Profiling with PopVision

Graphcore provides various tools for profiling, debugging, and instrumenting programs run on IPUs. In this tutorial we will briefly demonstrate an example using the PopVision Graph Analyser. For more information, see Profiling and Debugging and PopVision Graph Analyser User Guide.

We will reuse the same PyTorch MNIST example from lesson 1 (from https://github.com/graphcore/examples/tree/master/tutorials/simple_applications/pytorch/mnist).

To enable profiling and create IPU reports, we need to add the following line to the training script mnist_poptorch_code_only.py :

training_opts = training_opts.enableProfiling()

(for details the API, see API reference)

Save and run kubectl create -f <yaml-file> on the following:

apiVersion: graphcore.ai/v1alpha1
kind: IPUJob
metadata:
  generateName: mnist-training-profiling-
spec:
  jobInstances: 1
  ipusPerJobInstance: "1"
  workers:
    template:
      spec:
        containers:
        - name: mnist-training-profiling
          image: graphcore/pytorch:3.3.0
          command: [/bin/bash, -c, --]
          args:
            - |
              cd;
              mkdir build;
              cd build;
              git clone https://github.com/graphcore/examples.git;
              cd examples/tutorials/simple_applications/pytorch/mnist;
              python -m pip install -r requirements.txt;
              sed -i '131i training_opts = training_opts.enableProfiling()' mnist_poptorch_code_only.py;
              python mnist_poptorch_code_only.py --epochs 1;
              echo 'RUNNING ls ./training';
              ls training
          resources:
            limits:
              cpu: 32
              memory: 200Gi
          securityContext:
            capabilities:
              add:
              - IPC_LOCK
          volumeMounts:
          - mountPath: /dev/shm
            name: devshm
        restartPolicy: Never
        hostIPC: true
        volumes:
        - emptyDir:
            medium: Memory
            sizeLimit: 10Gi
          name: devshm

After completion, using kubectl logs <pod-name>, we can see the following result

...
Accuracy on test set: 96.69%
RUNNING ls ./training
archive.a
profile.pop

We can see that the training has created two Poplar report files: archive.a which is an archive of the ELF executable files, one for each tile; and profile.pop, the poplar profile, which contains compile-time and execution information about the Poplar graph.

Downloading the profile reports

To download the traing profiles to your local environment, you can use kubectl cp.
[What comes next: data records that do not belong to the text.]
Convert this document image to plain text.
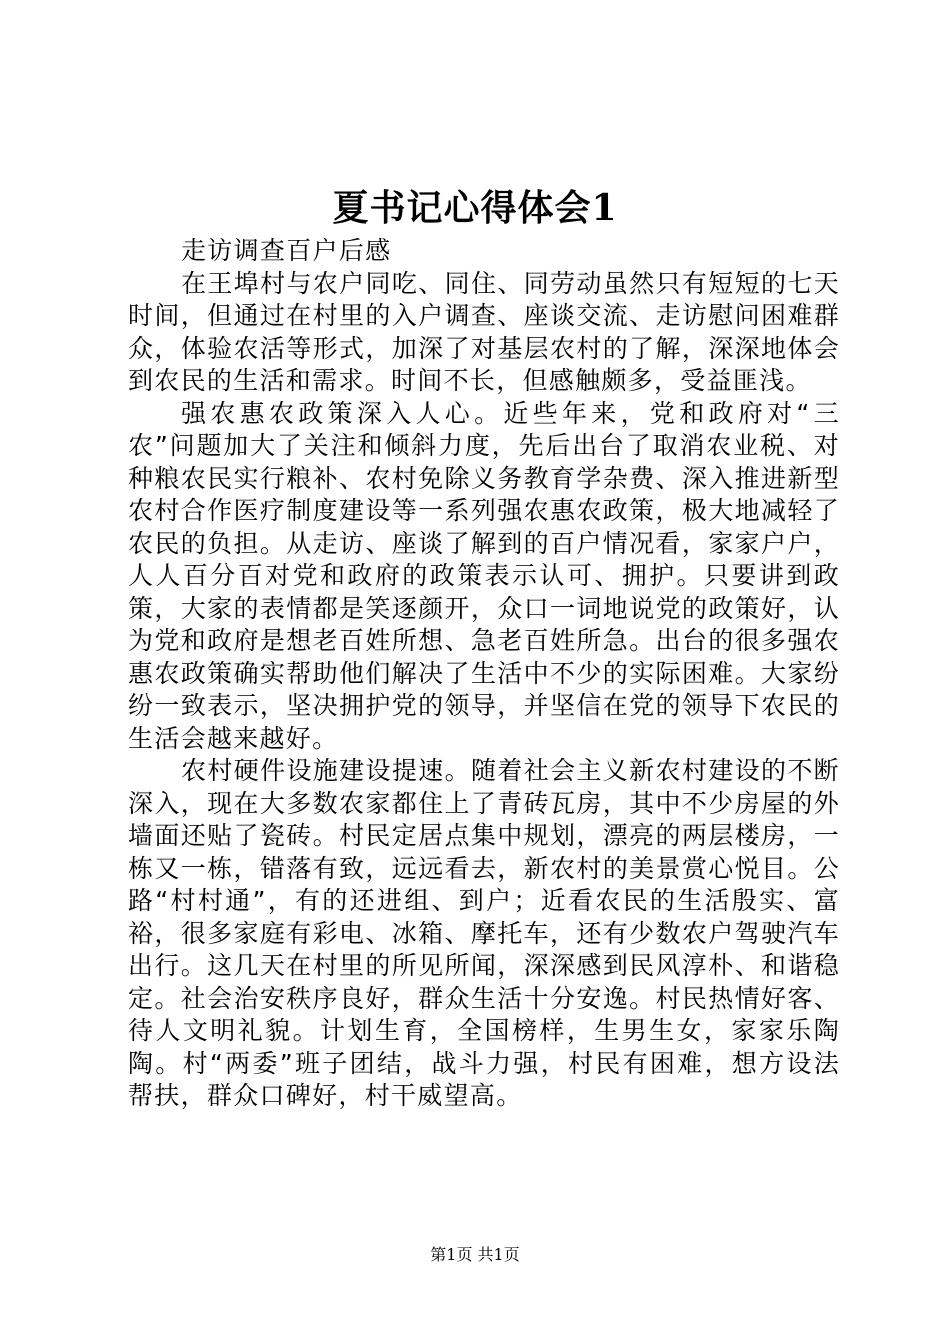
夏书记心得体会1

走访调查百户后感

在王埠村与农户同吃、同住、同劳动虽然只有短短的七天时间，但通过在村里的入户调查、座谈交流、走访慰问困难群众，体验农活等形式，加深了对基层农村的了解，深深地体会到农民的生活和需求。时间不长，但感触颇多，受益匪浅。

强农惠农政策深入人心。近些年来，党和政府对“三农”问题加大了关注和倾斜力度，先后出台了取消农业税、对种粮农民实行粮补、农村免除义务教育学杂费、深入推进新型农村合作医疗制度建设等一系列强农惠农政策，极大地减轻了农民的负担。从走访、座谈了解到的百户情况看，家家户户，人人百分百对党和政府的政策表示认可、拥护。只要讲到政策，大家的表情都是笑逐颜开，众口一词地说党的政策好，认为党和政府是想老百姓所想、急老百姓所急。出台的很多强农惠农政策确实帮助他们解决了生活中不少的实际困难。大家纷纷一致表示，坚决拥护党的领导，并坚信在党的领导下农民的生活会越来越好。

农村硬件设施建设提速。随着社会主义新农村建设的不断深入，现在大多数农家都住上了青砖瓦房，其中不少房屋的外墙面还贴了瓷砖。村民定居点集中规划，漂亮的两层楼房，一栋又一栋，错落有致，远远看去，新农村的美景赏心悦目。公路“村村通”，有的还进组、到户；近看农民的生活殷实、富裕，很多家庭有彩电、冰箱、摩托车，还有少数农户驾驶汽车出行。这几天在村里的所见所闻，深深感到民风淳朴、和谐稳定。社会治安秩序良好，群众生活十分安逸。村民热情好客、待人文明礼貌。计划生育，全国榜样，生男生女，家家乐陶陶。村“两委”班子团结，战斗力强，村民有困难，想方设法帮扶，群众口碑好，村干威望高。

第1页 共1页
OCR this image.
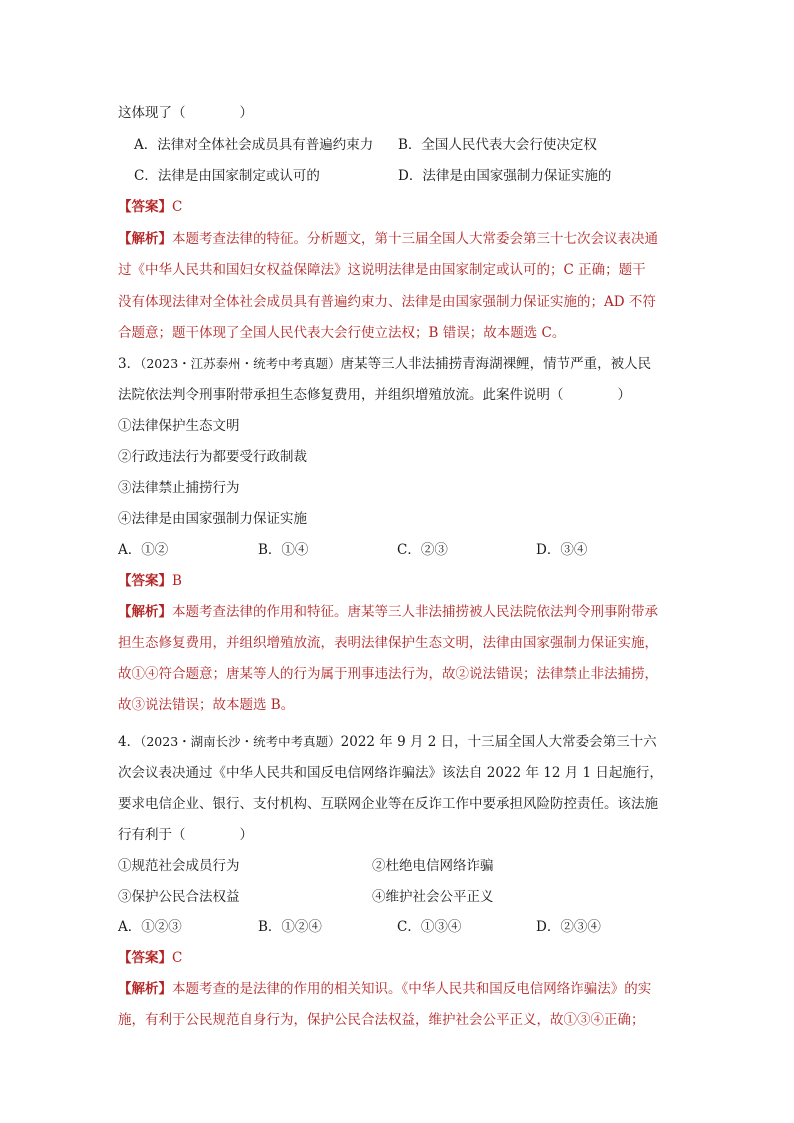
这体现了（　　　　）
A．法律对全体社会成员具有普遍约束力 B．全国人民代表大会行使决定权
C．法律是由国家制定或认可的	D．法律是由国家强制力保证实施的
【答案】C
【解析】本题考查法律的特征。分析题文，第十三届全国人大常委会第三十七次会议表决通
过《中华人民共和国妇女权益保障法》这说明法律是由国家制定或认可的；C 正确；题干
没有体现法律对全体社会成员具有普遍约束力、法律是由国家强制力保证实施的；AD 不符
合题意；题干体现了全国人民代表大会行使立法权；B 错误；故本题选 C。
3．（2023・江苏泰州・统考中考真题）唐某等三人非法捕捞青海湖裸鲤，情节严重，被人民
法院依法判令刑事附带承担生态修复费用，并组织增殖放流。此案件说明（　　　　）
①法律保护生态文明
②行政违法行为都要受行政制裁
③法律禁止捕捞行为
④法律是由国家强制力保证实施
A．①②	B．①④	C．②③	D．③④
【答案】B
【解析】本题考查法律的作用和特征。唐某等三人非法捕捞被人民法院依法判令刑事附带承
担生态修复费用，并组织增殖放流，表明法律保护生态文明，法律由国家强制力保证实施，
故①④符合题意；唐某等人的行为属于刑事违法行为，故②说法错误；法律禁止非法捕捞，
故③说法错误；故本题选 B。
4．（2023・湖南长沙・统考中考真题）2022 年 9 月 2 日，十三届全国人大常委会第三十六
次会议表决通过《中华人民共和国反电信网络诈骗法》该法自 2022 年 12 月 1 日起施行，
要求电信企业、银行、支付机构、互联网企业等在反诈工作中要承担风险防控责任。该法施
行有利于（　　　　）
①规范社会成员行为	②杜绝电信网络诈骗
③保护公民合法权益	④维护社会公平正义
A．①②③	B．①②④	C．①③④	D．②③④
【答案】C
【解析】本题考查的是法律的作用的相关知识。《中华人民共和国反电信网络诈骗法》的实
施，有利于公民规范自身行为，保护公民合法权益，维护社会公平正义，故①③④正确；
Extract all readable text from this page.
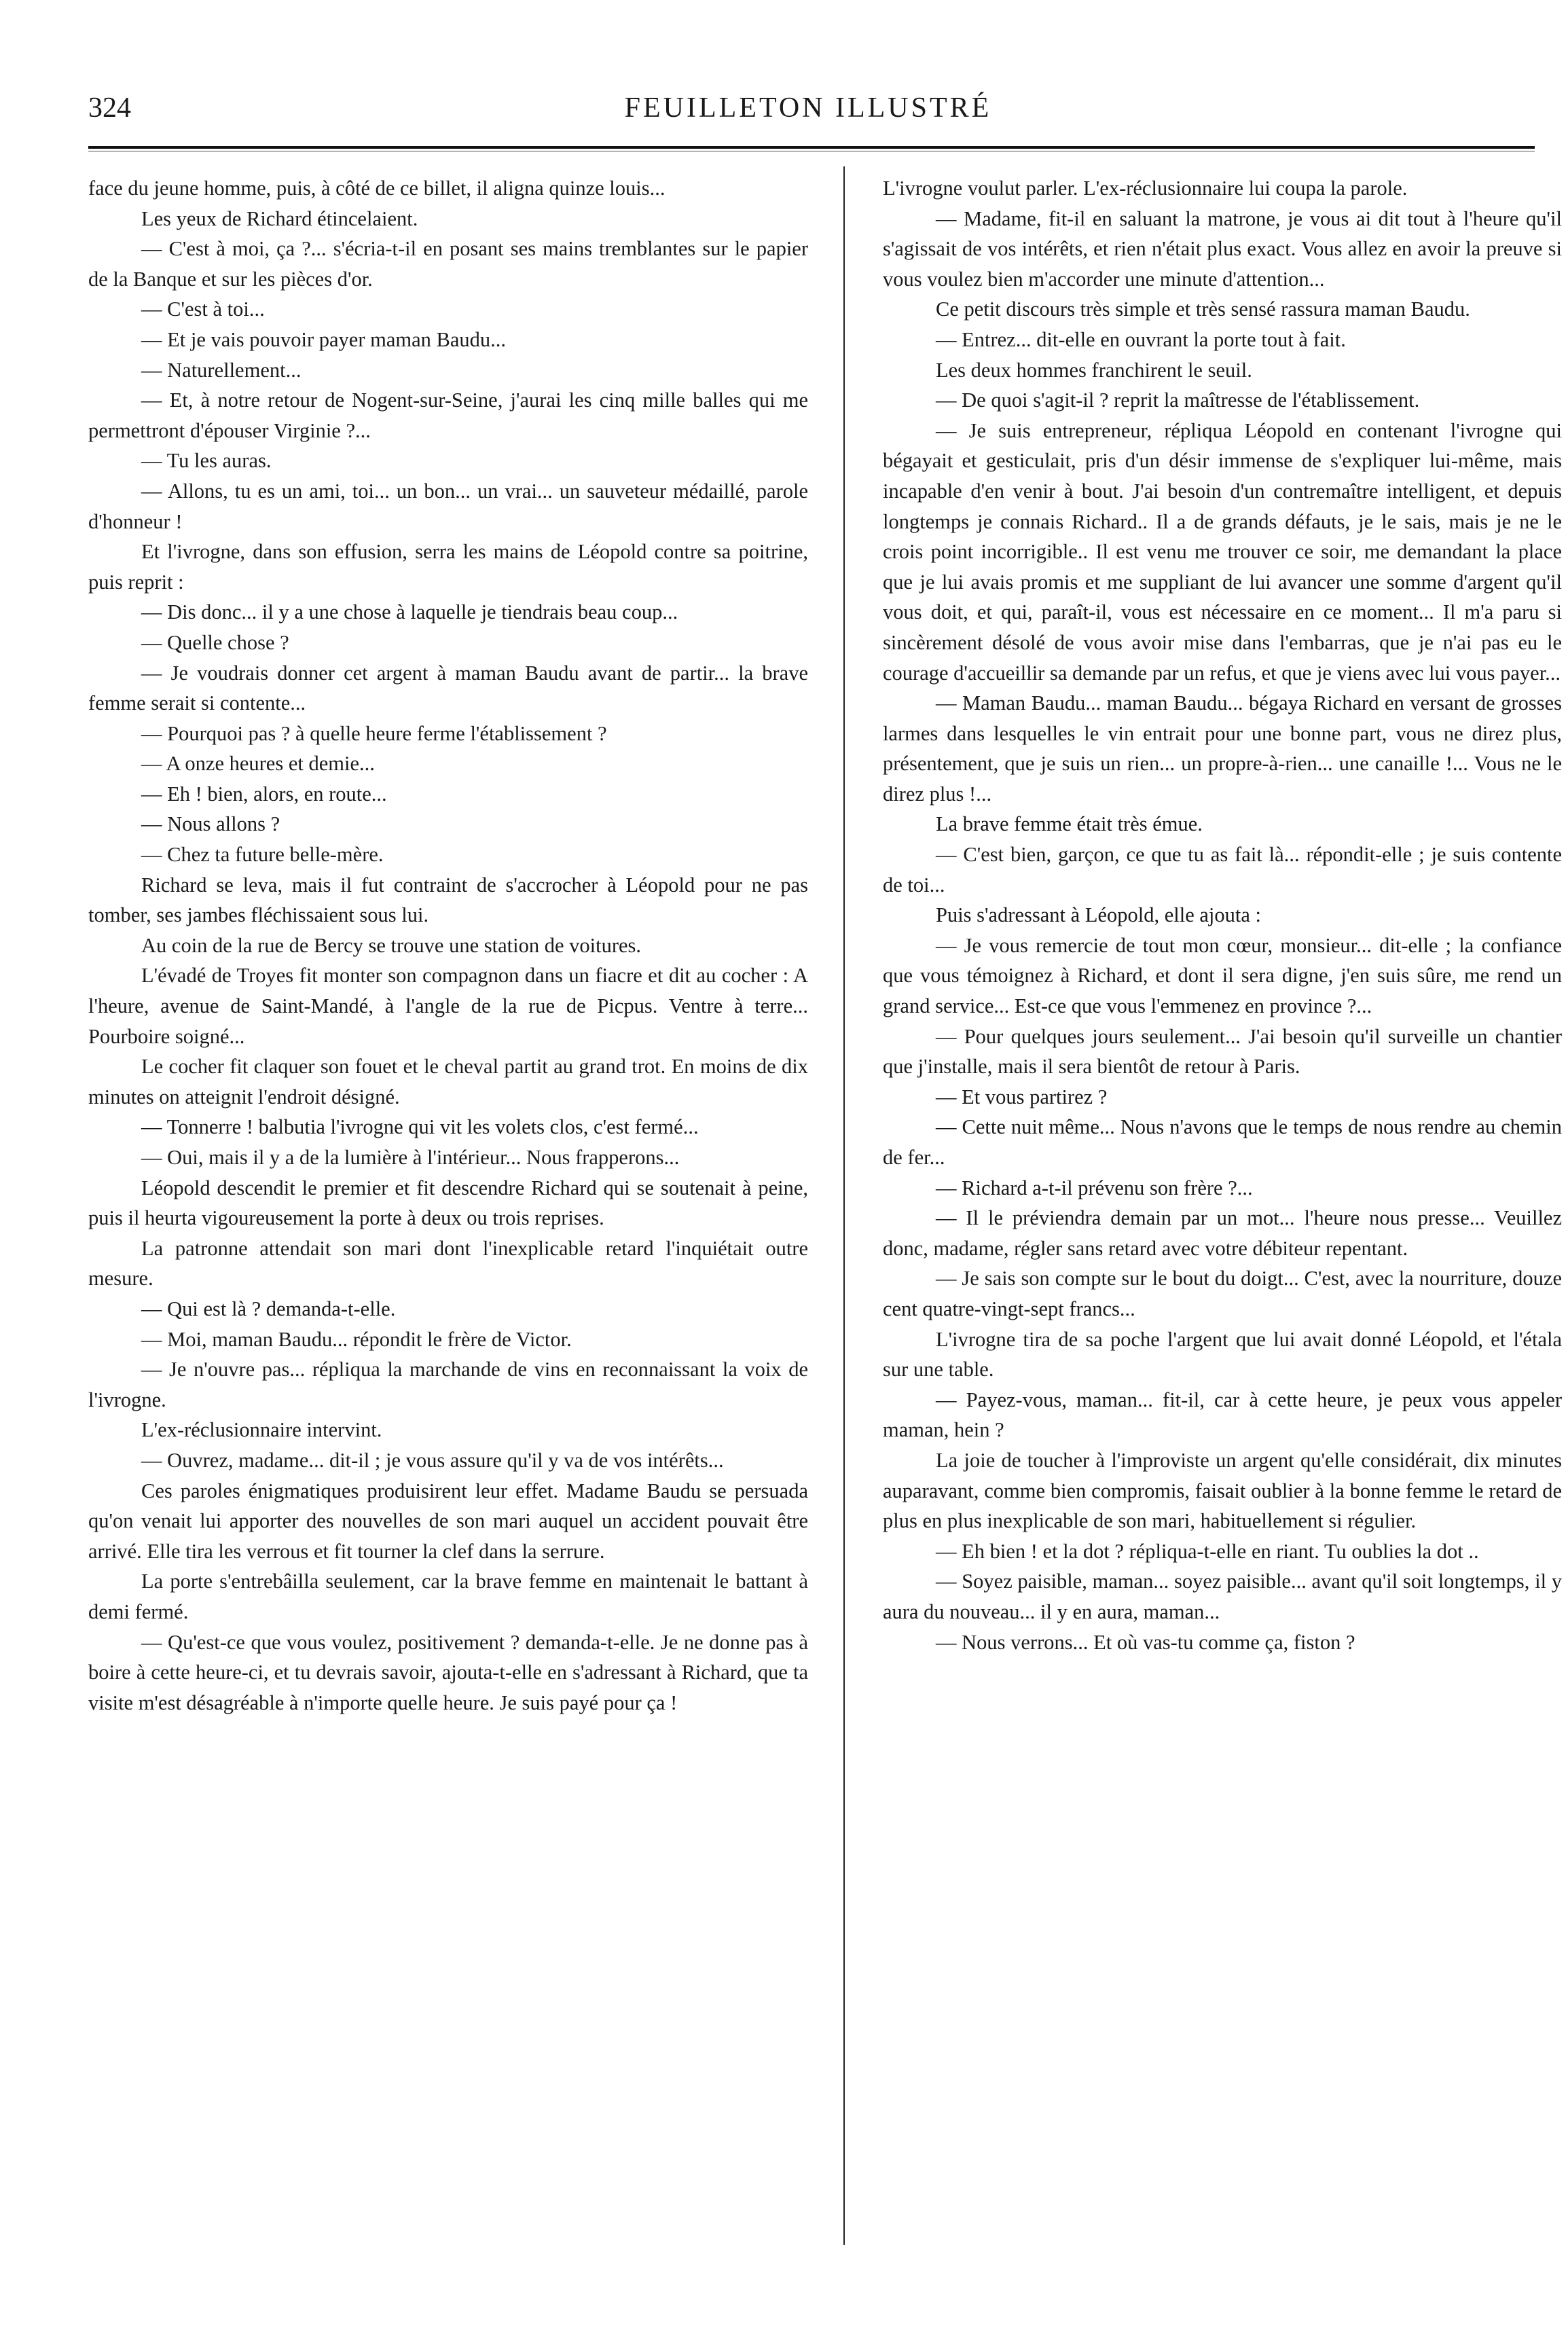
324	FEUILLETON ILLUSTRÉ

face du jeune homme, puis, à côté de ce billet, il aligna quinze louis...

Les yeux de Richard étincelaient.

— C'est à moi, ça ?... s'écria-t-il en posant ses mains tremblantes sur le papier de la Banque et sur les pièces d'or.

— C'est à toi...

— Et je vais pouvoir payer maman Baudu...

— Naturellement...

— Et, à notre retour de Nogent-sur-Seine, j'aurai les cinq mille balles qui me permettront d'épouser Virginie ?...

— Tu les auras.

— Allons, tu es un ami, toi... un bon... un vrai... un sauveteur médaillé, parole d'honneur !

Et l'ivrogne, dans son effusion, serra les mains de Léopold contre sa poitrine, puis reprit :

— Dis donc... il y a une chose à laquelle je tiendrais beau coup...

— Quelle chose ?

— Je voudrais donner cet argent à maman Baudu avant de partir... la brave femme serait si contente...

— Pourquoi pas ? à quelle heure ferme l'établissement ?

— A onze heures et demie...

— Eh ! bien, alors, en route...

— Nous allons ?

— Chez ta future belle-mère.

Richard se leva, mais il fut contraint de s'accrocher à Léopold pour ne pas tomber, ses jambes fléchissaient sous lui.

Au coin de la rue de Bercy se trouve une station de voitures.

L'évadé de Troyes fit monter son compagnon dans un fiacre et dit au cocher : A l'heure, avenue de Saint-Mandé, à l'angle de la rue de Picpus. Ventre à terre... Pourboire soigné...

Le cocher fit claquer son fouet et le cheval partit au grand trot. En moins de dix minutes on atteignit l'endroit désigné.

— Tonnerre ! balbutia l'ivrogne qui vit les volets clos, c'est fermé...

— Oui, mais il y a de la lumière à l'intérieur... Nous frapperons...

Léopold descendit le premier et fit descendre Richard qui se soutenait à peine, puis il heurta vigoureusement la porte à deux ou trois reprises.

La patronne attendait son mari dont l'inexplicable retard l'inquiétait outre mesure.

— Qui est là ? demanda-t-elle.

— Moi, maman Baudu... répondit le frère de Victor.

— Je n'ouvre pas... répliqua la marchande de vins en reconnaissant la voix de l'ivrogne.

L'ex-réclusionnaire intervint.

— Ouvrez, madame... dit-il ; je vous assure qu'il y va de vos intérêts...

Ces paroles énigmatiques produisirent leur effet. Madame Baudu se persuada qu'on venait lui apporter des nouvelles de son mari auquel un accident pouvait être arrivé. Elle tira les verrous et fit tourner la clef dans la serrure.

La porte s'entrebâilla seulement, car la brave femme en maintenait le battant à demi fermé.

— Qu'est-ce que vous voulez, positivement ? demanda-t-elle. Je ne donne pas à boire à cette heure-ci, et tu devrais savoir, ajouta-t-elle en s'adressant à Richard, que ta visite m'est désagréable à n'importe quelle heure. Je suis payé pour ça !

L'ivrogne voulut parler. L'ex-réclusionnaire lui coupa la parole.

— Madame, fit-il en saluant la matrone, je vous ai dit tout à l'heure qu'il s'agissait de vos intérêts, et rien n'était plus exact. Vous allez en avoir la preuve si vous voulez bien m'accorder une minute d'attention...

Ce petit discours très simple et très sensé rassura maman Baudu.

— Entrez... dit-elle en ouvrant la porte tout à fait.

Les deux hommes franchirent le seuil.

— De quoi s'agit-il ? reprit la maîtresse de l'établissement.

— Je suis entrepreneur, répliqua Léopold en contenant l'ivrogne qui bégayait et gesticulait, pris d'un désir immense de s'expliquer lui-même, mais incapable d'en venir à bout. J'ai besoin d'un contremaître intelligent, et depuis longtemps je connais Richard.. Il a de grands défauts, je le sais, mais je ne le crois point incorrigible.. Il est venu me trouver ce soir, me demandant la place que je lui avais promis et me suppliant de lui avancer une somme d'argent qu'il vous doit, et qui, paraît-il, vous est nécessaire en ce moment... Il m'a paru si sincèrement désolé de vous avoir mise dans l'embarras, que je n'ai pas eu le courage d'accueillir sa demande par un refus, et que je viens avec lui vous payer...

— Maman Baudu... maman Baudu... bégaya Richard en versant de grosses larmes dans lesquelles le vin entrait pour une bonne part, vous ne direz plus, présentement, que je suis un rien... un propre-à-rien... une canaille !... Vous ne le direz plus !...

La brave femme était très émue.

— C'est bien, garçon, ce que tu as fait là... répondit-elle ; je suis contente de toi...

Puis s'adressant à Léopold, elle ajouta :

— Je vous remercie de tout mon cœur, monsieur... dit-elle ; la confiance que vous témoignez à Richard, et dont il sera digne, j'en suis sûre, me rend un grand service... Est-ce que vous l'emmenez en province ?...

— Pour quelques jours seulement... J'ai besoin qu'il surveille un chantier que j'installe, mais il sera bientôt de retour à Paris.

— Et vous partirez ?

— Cette nuit même... Nous n'avons que le temps de nous rendre au chemin de fer...

— Richard a-t-il prévenu son frère ?...

— Il le préviendra demain par un mot... l'heure nous presse... Veuillez donc, madame, régler sans retard avec votre débiteur repentant.

— Je sais son compte sur le bout du doigt... C'est, avec la nourriture, douze cent quatre-vingt-sept francs...

L'ivrogne tira de sa poche l'argent que lui avait donné Léopold, et l'étala sur une table.

— Payez-vous, maman... fit-il, car à cette heure, je peux vous appeler maman, hein ?

La joie de toucher à l'improviste un argent qu'elle considérait, dix minutes auparavant, comme bien compromis, faisait oublier à la bonne femme le retard de plus en plus inexplicable de son mari, habituellement si régulier.

— Eh bien ! et la dot ? répliqua-t-elle en riant. Tu oublies la dot ..

— Soyez paisible, maman... soyez paisible... avant qu'il soit longtemps, il y aura du nouveau... il y en aura, maman...

— Nous verrons... Et où vas-tu comme ça, fiston ?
For example, run

kubectl cp <pod-name>:/root/build/examples/tutorials/simple_applications/pytorch/mnist/training .

Once you have downloaded the profile report files, you can view the contents locally using the PopVision Graph Analyser tool, which is available for download here https://www.graphcore.ai/developer/popvision-tools.

From the Graph Analyser, you can analyse information including memory usage, execution trace and more.